[Date Prev][Date Next][Thread Prev][Thread Next][Date Index][Thread Index]

[AUDITORY] Feedback on features for music similarity



Dear all,

We are working on a software to make "smart" playlists from a user's music library, using solely the files' audio content.

The goal is to have transitions that seem natural, where the user does not notice an abrupt change when the playlist goes from one track to the other. What constitutes a "good" playlist is of course very subjective, but right now we have something "good enough" that a few people use daily in their audio players, and we're looking to make it better. The approach we use is very "matter-of-fact", as we want something that works for everyone, without it being perfect. We just want to make an open-source tool that is easy to use, so people who don't use e.g. Spotify can still have "smart" playlists. The project is available here https://github.com/Polochon-street/bliss-rs/, with a small introduction to it here https://lelele.io/bliss.html. So far, results are encouraging enough that I can go to sleep listening to a playlist without being awakened by heavy metal during the night!

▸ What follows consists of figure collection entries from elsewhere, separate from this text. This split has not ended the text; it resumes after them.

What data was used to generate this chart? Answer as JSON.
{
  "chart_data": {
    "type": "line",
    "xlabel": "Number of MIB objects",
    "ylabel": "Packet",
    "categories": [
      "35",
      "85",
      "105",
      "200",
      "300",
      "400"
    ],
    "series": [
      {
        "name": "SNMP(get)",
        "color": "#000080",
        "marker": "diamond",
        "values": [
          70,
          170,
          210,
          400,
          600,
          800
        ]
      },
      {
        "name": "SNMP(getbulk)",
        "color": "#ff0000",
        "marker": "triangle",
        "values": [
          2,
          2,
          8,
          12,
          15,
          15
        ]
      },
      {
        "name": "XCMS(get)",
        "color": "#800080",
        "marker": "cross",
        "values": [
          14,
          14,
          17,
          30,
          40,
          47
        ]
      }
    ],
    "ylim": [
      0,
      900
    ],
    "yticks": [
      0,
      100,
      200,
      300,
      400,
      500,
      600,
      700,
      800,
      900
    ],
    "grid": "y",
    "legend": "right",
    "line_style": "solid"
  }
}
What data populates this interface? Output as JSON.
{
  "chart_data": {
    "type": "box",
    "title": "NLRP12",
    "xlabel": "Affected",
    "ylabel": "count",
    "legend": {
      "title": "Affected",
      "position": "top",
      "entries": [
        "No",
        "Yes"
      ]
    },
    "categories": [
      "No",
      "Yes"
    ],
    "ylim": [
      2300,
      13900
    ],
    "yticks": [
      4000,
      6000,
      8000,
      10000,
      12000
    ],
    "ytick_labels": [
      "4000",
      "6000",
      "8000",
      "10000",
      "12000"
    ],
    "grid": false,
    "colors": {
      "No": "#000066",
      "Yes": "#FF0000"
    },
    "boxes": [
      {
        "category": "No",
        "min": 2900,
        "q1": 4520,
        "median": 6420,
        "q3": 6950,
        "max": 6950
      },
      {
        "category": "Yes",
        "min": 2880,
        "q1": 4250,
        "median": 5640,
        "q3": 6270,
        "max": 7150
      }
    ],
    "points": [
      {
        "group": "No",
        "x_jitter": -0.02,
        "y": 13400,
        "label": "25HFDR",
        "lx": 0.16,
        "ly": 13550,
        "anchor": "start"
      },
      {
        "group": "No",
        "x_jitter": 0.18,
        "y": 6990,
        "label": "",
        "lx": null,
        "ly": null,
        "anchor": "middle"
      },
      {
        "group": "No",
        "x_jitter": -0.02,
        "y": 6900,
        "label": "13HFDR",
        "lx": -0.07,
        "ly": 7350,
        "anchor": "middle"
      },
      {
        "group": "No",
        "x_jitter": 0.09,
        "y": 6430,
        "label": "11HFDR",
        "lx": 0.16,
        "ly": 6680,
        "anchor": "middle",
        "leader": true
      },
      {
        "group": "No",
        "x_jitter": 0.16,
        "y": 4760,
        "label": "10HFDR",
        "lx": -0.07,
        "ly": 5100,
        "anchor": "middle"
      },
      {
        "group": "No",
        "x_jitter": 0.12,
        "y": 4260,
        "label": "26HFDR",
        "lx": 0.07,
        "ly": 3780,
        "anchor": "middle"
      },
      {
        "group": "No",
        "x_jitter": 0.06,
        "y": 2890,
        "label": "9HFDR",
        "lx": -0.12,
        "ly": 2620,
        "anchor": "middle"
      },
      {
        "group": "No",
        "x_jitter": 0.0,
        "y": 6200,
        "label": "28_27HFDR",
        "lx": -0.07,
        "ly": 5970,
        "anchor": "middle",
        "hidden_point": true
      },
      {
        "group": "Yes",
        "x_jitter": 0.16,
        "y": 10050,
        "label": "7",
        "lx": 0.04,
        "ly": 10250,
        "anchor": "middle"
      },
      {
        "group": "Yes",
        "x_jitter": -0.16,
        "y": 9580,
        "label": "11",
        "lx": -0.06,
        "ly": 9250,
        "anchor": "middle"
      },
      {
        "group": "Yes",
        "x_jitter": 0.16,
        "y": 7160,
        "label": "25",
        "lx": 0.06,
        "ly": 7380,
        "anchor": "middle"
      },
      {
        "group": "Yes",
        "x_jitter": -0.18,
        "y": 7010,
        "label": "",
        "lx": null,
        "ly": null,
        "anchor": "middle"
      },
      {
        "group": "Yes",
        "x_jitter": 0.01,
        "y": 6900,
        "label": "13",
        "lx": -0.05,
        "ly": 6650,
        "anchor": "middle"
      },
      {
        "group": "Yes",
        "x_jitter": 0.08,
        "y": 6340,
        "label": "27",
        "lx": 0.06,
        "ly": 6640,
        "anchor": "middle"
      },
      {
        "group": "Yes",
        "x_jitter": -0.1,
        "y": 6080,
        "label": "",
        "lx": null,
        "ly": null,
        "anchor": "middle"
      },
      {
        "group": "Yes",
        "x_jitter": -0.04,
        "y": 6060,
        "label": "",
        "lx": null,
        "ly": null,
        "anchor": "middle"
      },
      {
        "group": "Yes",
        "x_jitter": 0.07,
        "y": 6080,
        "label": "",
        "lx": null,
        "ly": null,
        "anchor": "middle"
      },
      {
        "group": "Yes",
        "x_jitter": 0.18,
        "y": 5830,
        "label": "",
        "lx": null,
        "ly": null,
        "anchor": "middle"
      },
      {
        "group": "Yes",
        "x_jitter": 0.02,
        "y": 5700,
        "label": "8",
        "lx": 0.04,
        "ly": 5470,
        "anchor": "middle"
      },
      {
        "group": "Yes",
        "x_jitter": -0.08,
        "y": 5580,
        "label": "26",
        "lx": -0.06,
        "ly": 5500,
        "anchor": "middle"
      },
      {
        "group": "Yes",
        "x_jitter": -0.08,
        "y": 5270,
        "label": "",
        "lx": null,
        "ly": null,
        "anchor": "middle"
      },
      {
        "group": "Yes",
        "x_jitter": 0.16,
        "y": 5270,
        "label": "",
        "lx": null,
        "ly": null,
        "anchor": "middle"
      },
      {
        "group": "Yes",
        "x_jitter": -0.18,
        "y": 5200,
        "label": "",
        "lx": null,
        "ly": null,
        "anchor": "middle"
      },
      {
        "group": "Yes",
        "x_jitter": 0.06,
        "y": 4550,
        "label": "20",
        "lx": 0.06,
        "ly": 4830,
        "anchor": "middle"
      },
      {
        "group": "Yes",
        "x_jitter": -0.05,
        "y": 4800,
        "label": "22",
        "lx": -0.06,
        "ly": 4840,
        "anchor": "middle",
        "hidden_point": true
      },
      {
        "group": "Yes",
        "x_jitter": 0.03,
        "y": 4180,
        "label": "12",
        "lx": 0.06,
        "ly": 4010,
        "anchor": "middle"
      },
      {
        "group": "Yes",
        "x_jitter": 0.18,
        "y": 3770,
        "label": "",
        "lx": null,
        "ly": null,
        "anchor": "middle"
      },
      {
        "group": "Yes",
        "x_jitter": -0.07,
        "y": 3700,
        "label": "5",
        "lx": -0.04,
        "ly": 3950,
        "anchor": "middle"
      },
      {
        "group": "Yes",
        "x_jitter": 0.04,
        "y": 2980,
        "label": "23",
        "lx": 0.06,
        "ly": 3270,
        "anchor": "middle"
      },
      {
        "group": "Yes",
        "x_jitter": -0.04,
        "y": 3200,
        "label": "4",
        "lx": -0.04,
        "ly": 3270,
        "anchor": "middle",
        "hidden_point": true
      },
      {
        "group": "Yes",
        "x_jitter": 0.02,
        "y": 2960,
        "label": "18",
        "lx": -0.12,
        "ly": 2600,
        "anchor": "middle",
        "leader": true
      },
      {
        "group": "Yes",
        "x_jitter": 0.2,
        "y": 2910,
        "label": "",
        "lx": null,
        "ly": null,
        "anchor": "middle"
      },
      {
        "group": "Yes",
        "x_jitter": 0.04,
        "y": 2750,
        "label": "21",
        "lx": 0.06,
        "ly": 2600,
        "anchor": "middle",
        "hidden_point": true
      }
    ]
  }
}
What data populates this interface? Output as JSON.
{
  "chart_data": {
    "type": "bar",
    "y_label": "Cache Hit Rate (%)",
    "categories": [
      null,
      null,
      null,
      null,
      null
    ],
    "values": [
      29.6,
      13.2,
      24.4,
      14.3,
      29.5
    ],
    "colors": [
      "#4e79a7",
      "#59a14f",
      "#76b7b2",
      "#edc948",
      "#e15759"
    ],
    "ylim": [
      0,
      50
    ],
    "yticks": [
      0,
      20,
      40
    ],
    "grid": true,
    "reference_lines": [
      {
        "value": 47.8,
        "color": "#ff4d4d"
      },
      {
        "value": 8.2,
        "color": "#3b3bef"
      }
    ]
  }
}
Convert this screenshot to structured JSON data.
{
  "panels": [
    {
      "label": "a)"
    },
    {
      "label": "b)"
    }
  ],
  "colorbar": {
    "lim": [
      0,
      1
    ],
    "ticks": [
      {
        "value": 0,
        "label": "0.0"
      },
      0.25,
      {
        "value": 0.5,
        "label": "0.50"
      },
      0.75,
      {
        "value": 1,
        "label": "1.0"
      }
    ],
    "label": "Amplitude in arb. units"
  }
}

However, we are NOT audio specialists, so we are questionning some of our design decisions, and wondering whether we could find easy wins that we overlooked since we are hobbyists. That's why we thought that asking here would probably be the best course of action! After looking at how things are done, there are a few points we're not sure at all about:

1. We are using 20 numerical features, one for tempo, 7 for timbre, 2 for loudness, 10 for chroma features. Except tempo and chroma features, most of them are summarized over the track using mean and standard deviation. Maybe there is a better way to summarize them?

2. The current way we normalize features is through min-max normalization, to have all the features between -1 and 1. We do this since a user's library can have different tracks added / removed over time, so normalizing tracks against one another would need to recompute the features all the time. Again, maybe there is a better way to do this?

3. The distance we're using (by default) is the euclidean distance. However, since the chroma features makes the majority of features, we're afraid it gives more importance to the chroma. Maybe using a weighted distance giving each of the "classes" (tempo, timbre, loudness, chroma) equal importance would be more logical? In the long run we do want to implement a "personal survey" that users would complete on their own music library, like the survey implemented here https://lelele.io/thesis.pdf, so the system will "learn" the personal weights of the distance matrix for each user. But maybe there's an "easy win" to get here by doing an "easy" weighted matrix while we wait until we implemented this?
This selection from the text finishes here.